Increased Royalty Rates: Even More Money Not Making It To Songwriters

The American Mechanical Licensing Collective (AMLC) was disappointed to learn that Spotify, Pandora, Amazon and Google have asked the United States Court of Appeals for the D.C. Circuit to reverse, or possibly adjust downward, the increased mechanical royalty rates recently ruled on by the U.S. Copyright Board (CRB). Many AMLC board members have spent the last decade directly working with their peers in the industry to secure more equitable royalties from the music services for the streaming of music. The AMLC agrees with the standing ruling of the CRB.

 It’s important to note that unlike every other creative sector (i.e. film, TV, book author, record label, visual artist), the U.S. government regulates how much money is required to be paid to the songwriter and music publisher. This effectively negates the ability for a songwriter to negotiate a “free market” royalty rate commensurate with what they believe reflects the value of their work. It is particularly important to note this today, as more money is being generated by the use of music than at any previous point in history. However, despite this increased revenue, music creators are earning less and, in many cases, due to existing market inefficiencies, are not even receiving the amounts they earned. As the valuations of companies using music climb to historic heights, the AMLC is adamant in its belief that royalty rates should also increase and, as important, the music creator must receive all of what they earn.  These simple goals are crucial to the long-term health of the entire music industry ecosystem.
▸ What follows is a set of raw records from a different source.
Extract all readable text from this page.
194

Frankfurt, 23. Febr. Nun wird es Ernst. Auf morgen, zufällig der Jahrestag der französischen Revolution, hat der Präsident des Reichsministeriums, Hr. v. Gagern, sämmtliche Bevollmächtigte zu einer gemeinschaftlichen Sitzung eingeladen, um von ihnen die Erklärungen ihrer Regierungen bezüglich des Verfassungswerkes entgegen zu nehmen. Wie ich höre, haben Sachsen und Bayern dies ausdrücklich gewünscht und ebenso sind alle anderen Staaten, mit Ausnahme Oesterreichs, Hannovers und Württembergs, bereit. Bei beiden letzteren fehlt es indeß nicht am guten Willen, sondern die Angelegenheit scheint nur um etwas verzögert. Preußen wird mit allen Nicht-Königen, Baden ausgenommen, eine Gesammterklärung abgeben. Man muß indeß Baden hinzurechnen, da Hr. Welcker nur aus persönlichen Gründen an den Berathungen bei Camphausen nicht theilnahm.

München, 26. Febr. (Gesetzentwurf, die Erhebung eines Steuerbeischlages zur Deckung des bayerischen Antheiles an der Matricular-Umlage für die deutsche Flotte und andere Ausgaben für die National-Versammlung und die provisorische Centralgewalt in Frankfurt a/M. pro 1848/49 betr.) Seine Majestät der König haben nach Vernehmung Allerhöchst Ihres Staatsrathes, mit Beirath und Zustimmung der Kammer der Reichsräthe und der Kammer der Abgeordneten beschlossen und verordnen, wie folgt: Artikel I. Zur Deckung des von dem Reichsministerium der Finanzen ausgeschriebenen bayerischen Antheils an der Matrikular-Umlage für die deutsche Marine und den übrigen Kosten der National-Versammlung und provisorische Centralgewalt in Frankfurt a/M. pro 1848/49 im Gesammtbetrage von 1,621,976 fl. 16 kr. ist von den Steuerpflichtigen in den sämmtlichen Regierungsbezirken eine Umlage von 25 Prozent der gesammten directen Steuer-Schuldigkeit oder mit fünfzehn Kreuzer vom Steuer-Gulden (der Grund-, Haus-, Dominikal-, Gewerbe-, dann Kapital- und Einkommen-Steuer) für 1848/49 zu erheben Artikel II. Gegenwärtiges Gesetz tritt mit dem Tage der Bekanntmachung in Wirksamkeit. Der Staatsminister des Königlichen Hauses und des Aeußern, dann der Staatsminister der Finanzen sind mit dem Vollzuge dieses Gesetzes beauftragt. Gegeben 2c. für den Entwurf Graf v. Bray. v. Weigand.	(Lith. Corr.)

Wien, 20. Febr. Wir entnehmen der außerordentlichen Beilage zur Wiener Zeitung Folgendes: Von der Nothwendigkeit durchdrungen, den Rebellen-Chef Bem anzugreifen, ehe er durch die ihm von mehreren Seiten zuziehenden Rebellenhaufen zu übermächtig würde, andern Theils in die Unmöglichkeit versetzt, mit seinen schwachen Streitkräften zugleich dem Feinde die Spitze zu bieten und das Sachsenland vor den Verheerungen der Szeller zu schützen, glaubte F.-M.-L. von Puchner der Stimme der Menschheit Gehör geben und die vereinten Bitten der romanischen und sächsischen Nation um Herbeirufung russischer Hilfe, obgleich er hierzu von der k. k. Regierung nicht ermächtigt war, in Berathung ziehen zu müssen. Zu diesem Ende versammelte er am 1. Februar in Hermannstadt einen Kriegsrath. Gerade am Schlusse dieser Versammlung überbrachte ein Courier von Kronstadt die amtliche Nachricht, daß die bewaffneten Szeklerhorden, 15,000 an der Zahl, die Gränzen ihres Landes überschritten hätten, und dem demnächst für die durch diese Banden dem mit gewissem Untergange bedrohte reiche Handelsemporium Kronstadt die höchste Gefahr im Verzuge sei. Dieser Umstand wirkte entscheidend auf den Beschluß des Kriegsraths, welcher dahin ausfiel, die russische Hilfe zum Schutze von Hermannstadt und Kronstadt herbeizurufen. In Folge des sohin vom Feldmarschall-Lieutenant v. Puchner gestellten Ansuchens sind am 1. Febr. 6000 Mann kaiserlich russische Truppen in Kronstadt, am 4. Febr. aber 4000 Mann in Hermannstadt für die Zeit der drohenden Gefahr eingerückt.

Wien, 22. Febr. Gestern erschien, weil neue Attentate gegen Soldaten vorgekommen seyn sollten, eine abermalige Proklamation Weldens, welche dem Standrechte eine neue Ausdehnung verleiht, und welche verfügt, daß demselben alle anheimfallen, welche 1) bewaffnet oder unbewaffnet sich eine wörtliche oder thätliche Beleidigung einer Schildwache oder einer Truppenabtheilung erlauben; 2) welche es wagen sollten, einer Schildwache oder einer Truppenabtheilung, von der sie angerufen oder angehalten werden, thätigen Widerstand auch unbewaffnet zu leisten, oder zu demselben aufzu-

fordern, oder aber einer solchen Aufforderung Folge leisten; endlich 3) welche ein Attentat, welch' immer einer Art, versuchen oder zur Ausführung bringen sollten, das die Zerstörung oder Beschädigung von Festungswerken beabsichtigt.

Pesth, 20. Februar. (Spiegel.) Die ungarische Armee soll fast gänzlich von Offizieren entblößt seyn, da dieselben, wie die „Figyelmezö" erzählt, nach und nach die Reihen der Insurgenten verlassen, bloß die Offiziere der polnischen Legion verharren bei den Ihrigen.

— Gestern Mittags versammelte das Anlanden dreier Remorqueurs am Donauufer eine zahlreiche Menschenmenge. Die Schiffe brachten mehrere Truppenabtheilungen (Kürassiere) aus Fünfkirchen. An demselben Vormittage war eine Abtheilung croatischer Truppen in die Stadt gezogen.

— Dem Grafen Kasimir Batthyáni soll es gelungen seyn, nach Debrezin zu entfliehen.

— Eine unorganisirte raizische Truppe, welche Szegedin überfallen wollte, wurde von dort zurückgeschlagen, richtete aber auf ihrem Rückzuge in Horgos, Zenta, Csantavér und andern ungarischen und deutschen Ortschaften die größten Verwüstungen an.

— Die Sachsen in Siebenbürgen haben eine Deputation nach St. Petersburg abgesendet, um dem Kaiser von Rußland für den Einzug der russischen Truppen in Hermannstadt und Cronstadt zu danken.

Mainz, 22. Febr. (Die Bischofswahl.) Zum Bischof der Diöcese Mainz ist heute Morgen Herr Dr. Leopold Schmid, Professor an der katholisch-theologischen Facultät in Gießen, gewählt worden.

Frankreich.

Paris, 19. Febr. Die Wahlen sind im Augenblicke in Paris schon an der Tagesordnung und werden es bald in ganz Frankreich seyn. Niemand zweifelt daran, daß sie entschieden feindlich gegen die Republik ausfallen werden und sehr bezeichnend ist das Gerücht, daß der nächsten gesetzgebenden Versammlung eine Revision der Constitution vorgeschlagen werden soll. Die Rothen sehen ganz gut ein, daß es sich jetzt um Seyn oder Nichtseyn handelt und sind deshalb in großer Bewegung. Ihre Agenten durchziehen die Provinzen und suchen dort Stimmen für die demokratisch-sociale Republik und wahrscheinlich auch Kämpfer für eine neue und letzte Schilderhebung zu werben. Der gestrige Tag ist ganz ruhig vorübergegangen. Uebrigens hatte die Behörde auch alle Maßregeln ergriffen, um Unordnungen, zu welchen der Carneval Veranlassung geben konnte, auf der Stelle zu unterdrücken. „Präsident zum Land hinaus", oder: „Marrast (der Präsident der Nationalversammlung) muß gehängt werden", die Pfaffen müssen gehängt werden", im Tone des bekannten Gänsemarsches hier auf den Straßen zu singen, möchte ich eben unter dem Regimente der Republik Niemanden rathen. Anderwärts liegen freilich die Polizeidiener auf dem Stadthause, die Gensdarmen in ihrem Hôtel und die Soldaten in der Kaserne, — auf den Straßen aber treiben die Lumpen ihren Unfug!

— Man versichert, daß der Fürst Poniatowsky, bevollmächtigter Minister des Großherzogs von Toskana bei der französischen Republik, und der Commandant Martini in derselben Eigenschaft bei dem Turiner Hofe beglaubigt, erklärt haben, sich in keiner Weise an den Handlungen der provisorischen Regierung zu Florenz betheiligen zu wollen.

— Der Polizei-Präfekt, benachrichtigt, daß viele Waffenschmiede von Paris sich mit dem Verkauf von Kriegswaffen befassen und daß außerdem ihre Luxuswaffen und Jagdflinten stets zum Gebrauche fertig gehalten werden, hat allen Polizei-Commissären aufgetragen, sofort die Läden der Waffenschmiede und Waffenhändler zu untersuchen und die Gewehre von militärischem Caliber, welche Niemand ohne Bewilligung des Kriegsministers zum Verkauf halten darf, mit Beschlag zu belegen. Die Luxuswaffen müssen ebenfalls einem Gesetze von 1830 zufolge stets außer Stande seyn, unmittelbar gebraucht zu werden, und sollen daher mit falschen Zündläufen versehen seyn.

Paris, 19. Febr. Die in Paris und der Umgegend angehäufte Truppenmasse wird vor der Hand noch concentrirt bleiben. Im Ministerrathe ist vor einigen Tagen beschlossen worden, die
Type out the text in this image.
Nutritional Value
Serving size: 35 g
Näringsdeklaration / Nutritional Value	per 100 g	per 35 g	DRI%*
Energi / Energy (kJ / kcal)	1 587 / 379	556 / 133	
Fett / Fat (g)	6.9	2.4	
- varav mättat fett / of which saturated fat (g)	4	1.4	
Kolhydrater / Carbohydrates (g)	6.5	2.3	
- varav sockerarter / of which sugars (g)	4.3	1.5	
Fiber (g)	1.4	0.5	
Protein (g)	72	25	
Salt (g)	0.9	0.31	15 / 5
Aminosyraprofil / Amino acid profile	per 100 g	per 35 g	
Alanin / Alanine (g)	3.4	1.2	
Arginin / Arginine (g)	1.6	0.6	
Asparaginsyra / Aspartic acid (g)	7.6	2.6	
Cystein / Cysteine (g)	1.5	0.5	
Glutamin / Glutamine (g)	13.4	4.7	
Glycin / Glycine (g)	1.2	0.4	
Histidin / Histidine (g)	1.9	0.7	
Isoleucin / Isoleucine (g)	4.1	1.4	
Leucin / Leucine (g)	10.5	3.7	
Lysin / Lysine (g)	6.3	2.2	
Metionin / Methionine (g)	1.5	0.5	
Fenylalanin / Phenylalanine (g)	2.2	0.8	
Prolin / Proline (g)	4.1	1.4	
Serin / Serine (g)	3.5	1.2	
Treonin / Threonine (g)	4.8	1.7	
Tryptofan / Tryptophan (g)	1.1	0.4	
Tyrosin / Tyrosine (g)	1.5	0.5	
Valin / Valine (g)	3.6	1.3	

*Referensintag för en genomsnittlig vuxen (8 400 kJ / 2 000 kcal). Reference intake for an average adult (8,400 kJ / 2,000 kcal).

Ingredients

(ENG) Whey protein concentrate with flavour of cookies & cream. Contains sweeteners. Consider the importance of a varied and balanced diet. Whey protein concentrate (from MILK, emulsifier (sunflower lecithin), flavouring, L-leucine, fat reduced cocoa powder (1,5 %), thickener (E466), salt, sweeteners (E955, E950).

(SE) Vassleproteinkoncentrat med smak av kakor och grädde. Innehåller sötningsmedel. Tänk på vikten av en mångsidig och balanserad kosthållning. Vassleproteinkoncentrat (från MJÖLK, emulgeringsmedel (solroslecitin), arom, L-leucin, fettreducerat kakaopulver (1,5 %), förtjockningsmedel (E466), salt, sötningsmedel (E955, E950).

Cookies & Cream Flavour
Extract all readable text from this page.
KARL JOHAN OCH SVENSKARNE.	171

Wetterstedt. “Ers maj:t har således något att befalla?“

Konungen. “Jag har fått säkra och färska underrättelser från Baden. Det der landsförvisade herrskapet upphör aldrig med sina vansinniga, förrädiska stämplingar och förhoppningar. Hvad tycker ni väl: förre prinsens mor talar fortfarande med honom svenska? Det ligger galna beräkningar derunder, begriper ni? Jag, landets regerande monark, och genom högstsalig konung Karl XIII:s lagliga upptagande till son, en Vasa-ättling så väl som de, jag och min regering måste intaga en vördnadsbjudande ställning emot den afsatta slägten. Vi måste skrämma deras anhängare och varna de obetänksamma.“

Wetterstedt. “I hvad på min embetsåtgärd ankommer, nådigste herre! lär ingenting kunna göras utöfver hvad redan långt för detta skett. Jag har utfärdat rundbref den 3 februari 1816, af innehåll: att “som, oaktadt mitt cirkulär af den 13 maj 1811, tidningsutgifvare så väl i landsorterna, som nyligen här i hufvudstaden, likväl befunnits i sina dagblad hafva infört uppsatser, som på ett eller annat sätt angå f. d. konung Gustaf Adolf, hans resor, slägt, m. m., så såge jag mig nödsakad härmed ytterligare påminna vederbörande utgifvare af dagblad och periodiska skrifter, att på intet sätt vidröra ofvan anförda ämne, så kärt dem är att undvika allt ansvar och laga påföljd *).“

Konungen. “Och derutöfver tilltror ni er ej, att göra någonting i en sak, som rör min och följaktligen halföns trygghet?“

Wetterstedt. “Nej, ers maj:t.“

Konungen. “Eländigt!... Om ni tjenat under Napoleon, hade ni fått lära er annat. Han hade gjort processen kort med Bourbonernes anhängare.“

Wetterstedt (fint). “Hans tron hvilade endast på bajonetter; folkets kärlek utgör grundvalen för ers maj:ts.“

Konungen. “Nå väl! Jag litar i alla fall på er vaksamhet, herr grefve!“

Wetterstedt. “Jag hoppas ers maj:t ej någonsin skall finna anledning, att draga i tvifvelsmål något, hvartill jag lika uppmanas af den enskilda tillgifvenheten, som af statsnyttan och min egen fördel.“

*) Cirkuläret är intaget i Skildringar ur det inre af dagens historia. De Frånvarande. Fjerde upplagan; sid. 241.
Therefore, as we work collectively as an industry to ensure the rates go up, we must also work collectively as an industry to ensure the money that was generated from the use of music ends up in the pockets of those who earned it. 

This simple point ties directly into the Mechanical Licensing Collective (MLC) mandated by the Music Modernization Act. The MLC will collect royalties from the digital music services and be responsible for paying this money to the songwriters and music publishers whose work earned it. However, the MMA dictates that if, after a relatively short period of time the rightful recipient of the money is not found, the MLC (based on board recommendations and other oversight) can distribute these so called “blackbox” royalties by  market share disbursements. As a result, it is entirely possible that, despite an increase in streaming rates, music creators will still not get paid their money or, even worse, lose it to those who did not earn it.

 The AMLC exists, and is applying to be certified as the MLC, in large part to address this potential catastrophe. We firmly believe that all appropriate steps must be taken to make certain that so-called “blackbox” royalties end up in the right hands. In addition, the board members of the MLC should not endorse or recommend that significant portions of other people’s royalties be paid to their companies (or those with whom they have business relationships) based on their market share. The AMLC has been, and will continue to be, resolute in avoiding such obvious conflicts.

 Therefore, we ask that this conflict of interest also be recognized and simultaneously addressed as we work to correct and update the U.S. music market. After all, it does not matter to the songwriters what the royalty rates are, if the songwriters do not get paid what they have earned.

The AMLC believes it is vitally important that rates for songwriters and music publishers increase AND that the music creators whose work generated the royalties actually receive them. These are the AMLC’s objectives and its pledge to the entire global music community.